To date seven groups of rotaviruses (groups A-G) have been isolated and
characterized. Group A rotavirus, the most common rotavirus, causes more than 90% of all Rotavirus infections in humans. Rotavirus is transmitted primarily by the fecaloral route, directly from person to person. Virus titers in stool reach a maximum shortly after the onset of illness, then decline. The incubation period of a rotavirus infection is usually one to three days and it is followed by gastroenteritis with an average duration of three to seven days. Symptoms of the disease range from mild, watery diarrhea to severe diarrhea with fever and vomiting.
Diagnosis of an infection with rotavirus can be made following diagnosis of gastroenteritis as the cause of severe diarrhea in children. Recently, specific diagnosis of an infection with rotavirus has become available through the detection of virus antigen in stool by immunoassay methods such as latex agglutination assay, EIA, and lateral flow chromatographic immunoassay.
The Rotavirus Ag Rapid Test is a lateral flow chromatographic immunoassay which utilizes a pair of specific antibodies to qualitatively detect the rotavirus antigen in fecal specimen. The test can be performed without cumbersome laboratory equipment, and the results are available within 15 minutes.
PRINCIPLE
The Rotavirus Ag Rapid Test is a lateral flow chromatographic immunoassay. The test strip consists of: 1) a burgundy colored conjugate pad containing monoclonal anti-rotavirus antibody conjugated with colloidal gold (anti-rotavirus conjugates) and a control antibody conjugated with colloidal gold, 2) a nitrocellulose membrane strip containing a test line (T line) and a control line (C line). The T line is pre-coated with another monoclonal anti-rotavirus antibody, and the C line is pre-coated with a control line antibody
When an adequate volume of extracted specimen is dispensed into the sample well of the test cassette, the specimen migrates by capillary action across the cassette. Rotavirus Ag, if present in the specimen, will bind to the anti-rotavirus conjugates.
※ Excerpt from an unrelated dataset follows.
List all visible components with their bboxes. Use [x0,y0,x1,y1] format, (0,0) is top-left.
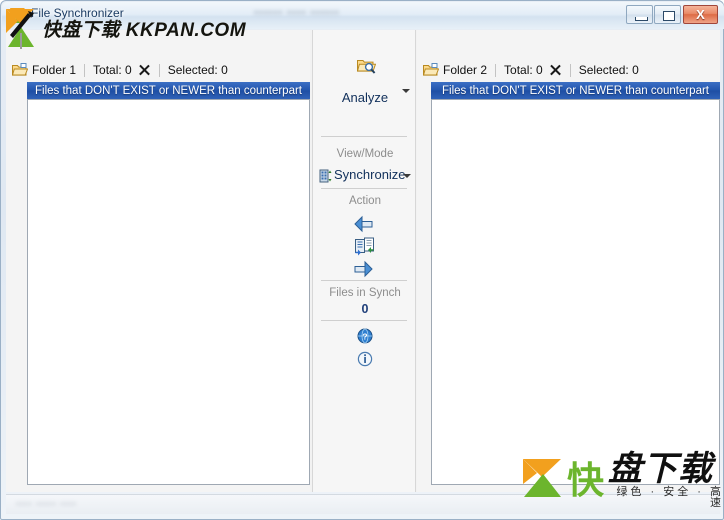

The immunocomplex is then captured on the membrane by the pre-coated rotavirus antibody forming a burgundy colored T line, indicating a rotavirus positive test result.Absence of the T line suggests that the concentration of rotavirus Ag in the specimen is below the detectable level, indicating a rotavirus negative result. The test contains an internal control (C line), which should exhibit a burgundy colored line of the immunocomplex of the control antibodies, regardless of color development on the T line. Otherwise, the test result is invalid and the specimen must be retested with another device.